Ithaca Randomly pulling stuff out of my hat (sorry, I'm tired - 3 nights of very short sleep) - think about two mechanisms which can make contact at a single point, each of which has a squishy balloon-like or somewhat elastic section somewhere inside. (Say, the finger pad and compressible joints in one mechanism, and a soft hammer + leather accoutrements in the other.) Those soft/elastic sections absorb and then dissipate energy over time, and probably in a non-linear way. So if you whack the first mechanism at the far end in one way, the way that force over time gets transmitted through the first mechanism and then through the second mechanism to produce a hammer taking vertical flight isn't so obvious. If you've modeled systems with multiple springs with different K constants, that might give you a better sense of what you're looking at. But even then, typically when people look at these systems, they're not looking at the time factor, unless they're studying something with a constant-period oscillation, so again, in steady state.
It's certainly interesting to look at the mechanics of your hand and finger but that's not what the contention is about.

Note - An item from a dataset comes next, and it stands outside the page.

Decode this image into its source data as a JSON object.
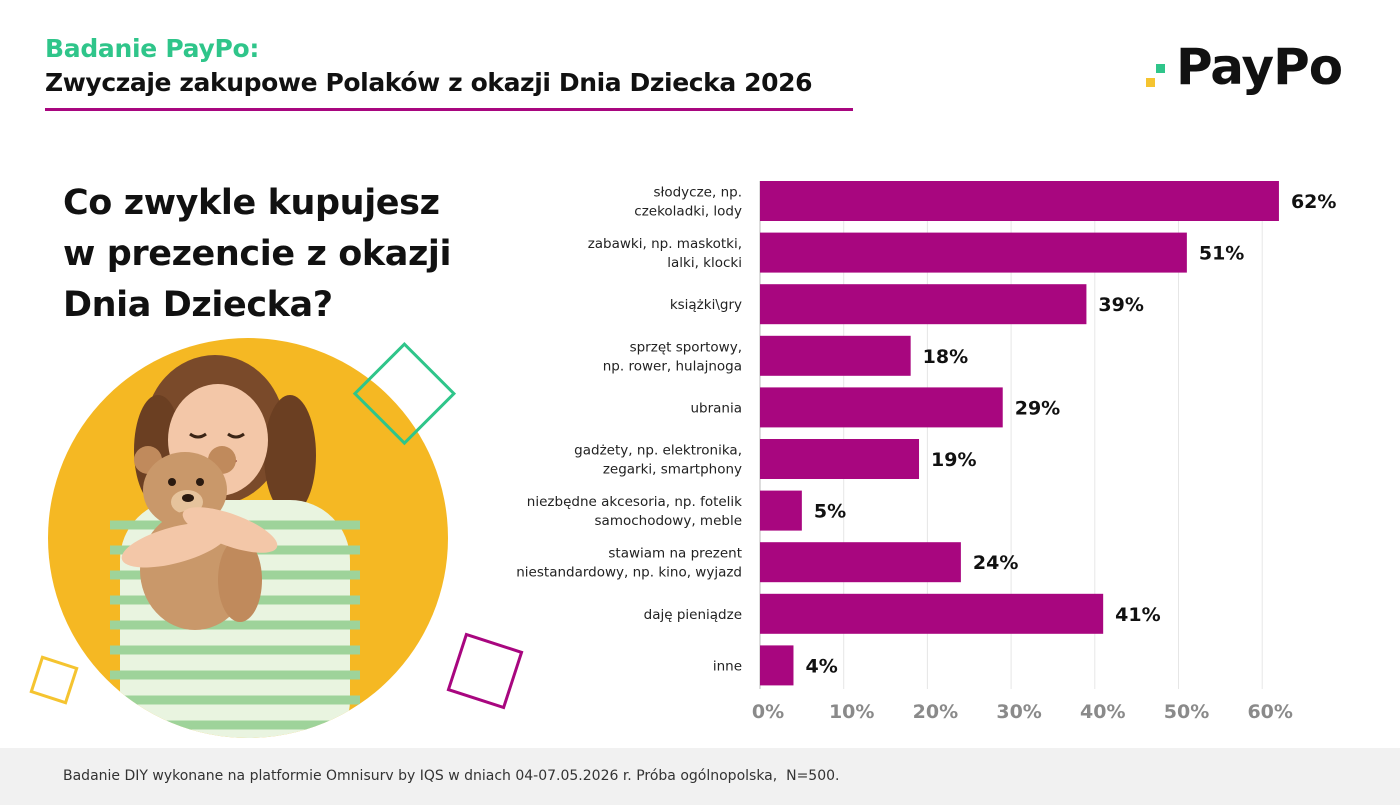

There is a cut off point where the escapement mechanism throws the hammer free like a projectile. It doesn't matter how the key action was moved before the escapement point. After this point the hammer is in free fall not touching anything until it hits the string. The only thing that can physically affect the sound at this point is the momentum of the hammer. Unless you can show that it's possible for the action (and all that comes before the escapement) to impart some angular momentum such that the hammer hits the string at a different angle that is controllable by the player then there isn't any physical way to produce a sound that has a different quality at the same volume. If the piano had a mechanism where there is a physical connection between the player and the strings at the point of sound production, like in the harpsichord or clavichord, then I would believe you. But the piano has this air gap which disconects the cause from the effect.